CaHAM is autoregulated and regulates CaSTM expression and is required for shoot apical meristem organization in pepper.

The angiosperm shoot apical meristem (SAM) is characterized by tightly organized cell layers and zones. The SAM's organization allows it to maintain its indeterminate nature while producing determinate lateral organs. Alterations in SAM gene expression partly account for the immense diversity in plant architecture. The GRAS protein family gene HAIRY MERISTEM (HAM) is an important regulator of SAM organization in Petunia and Arabidopsis.

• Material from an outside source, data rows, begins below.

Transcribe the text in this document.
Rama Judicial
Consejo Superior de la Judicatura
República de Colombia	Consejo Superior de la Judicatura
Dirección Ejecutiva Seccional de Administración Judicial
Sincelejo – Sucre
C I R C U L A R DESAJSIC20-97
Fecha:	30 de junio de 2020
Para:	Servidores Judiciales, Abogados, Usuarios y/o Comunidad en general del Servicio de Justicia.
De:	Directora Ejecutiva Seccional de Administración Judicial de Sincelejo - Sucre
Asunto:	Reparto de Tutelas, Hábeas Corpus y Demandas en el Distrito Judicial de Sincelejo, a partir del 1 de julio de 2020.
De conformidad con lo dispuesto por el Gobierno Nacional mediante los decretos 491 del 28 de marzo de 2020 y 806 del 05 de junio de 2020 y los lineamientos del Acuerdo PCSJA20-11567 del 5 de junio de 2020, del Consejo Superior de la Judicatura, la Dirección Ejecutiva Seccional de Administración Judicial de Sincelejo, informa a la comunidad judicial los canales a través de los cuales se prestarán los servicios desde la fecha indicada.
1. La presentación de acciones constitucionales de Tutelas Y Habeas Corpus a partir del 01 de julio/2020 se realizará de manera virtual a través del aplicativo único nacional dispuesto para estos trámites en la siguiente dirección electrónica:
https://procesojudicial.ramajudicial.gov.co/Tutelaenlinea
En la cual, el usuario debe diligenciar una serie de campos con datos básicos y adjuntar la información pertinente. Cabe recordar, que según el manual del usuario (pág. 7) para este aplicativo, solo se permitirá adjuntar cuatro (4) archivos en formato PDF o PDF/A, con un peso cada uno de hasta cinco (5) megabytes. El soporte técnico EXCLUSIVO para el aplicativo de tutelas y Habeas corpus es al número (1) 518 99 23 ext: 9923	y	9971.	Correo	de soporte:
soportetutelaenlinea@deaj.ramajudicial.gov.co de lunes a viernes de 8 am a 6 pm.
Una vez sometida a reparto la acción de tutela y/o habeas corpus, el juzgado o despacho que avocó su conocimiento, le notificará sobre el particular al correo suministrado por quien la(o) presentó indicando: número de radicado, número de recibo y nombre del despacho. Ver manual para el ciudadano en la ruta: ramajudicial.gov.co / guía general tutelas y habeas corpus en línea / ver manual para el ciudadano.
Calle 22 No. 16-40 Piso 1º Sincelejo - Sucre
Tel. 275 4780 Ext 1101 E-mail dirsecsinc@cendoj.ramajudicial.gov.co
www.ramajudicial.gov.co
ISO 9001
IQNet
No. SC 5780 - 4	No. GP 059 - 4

Here we describe CaHAM loss-of-function pepper mutants characterized by an arrested SAM following the formation of several leaves on the primary stem, complete inhibition of axillary meristem development, an expanded tunica domain and trichome formation on the SAM epidermis. CaHAM is expressed in the periphery of the SAM and in the vasculature of young leaves throughout plant development, reaching its highest level in the reproductive growth stage. Analysis of the effect of CaHAM loss-of-function on its own expression showed that CaHAM is negatively autoregulated. Furthermore, CaHAM negatively regulates the expression level and pattern of pepper SHOOT MERISTEMLESS (CaSTM), which is required to maintain the SAM in an undifferentiated state. We conclude that CaHAM is regulated to achieve adjusted functional levels and has a conserved role in controlling SAM maintenance, organization and axillary meristem formation.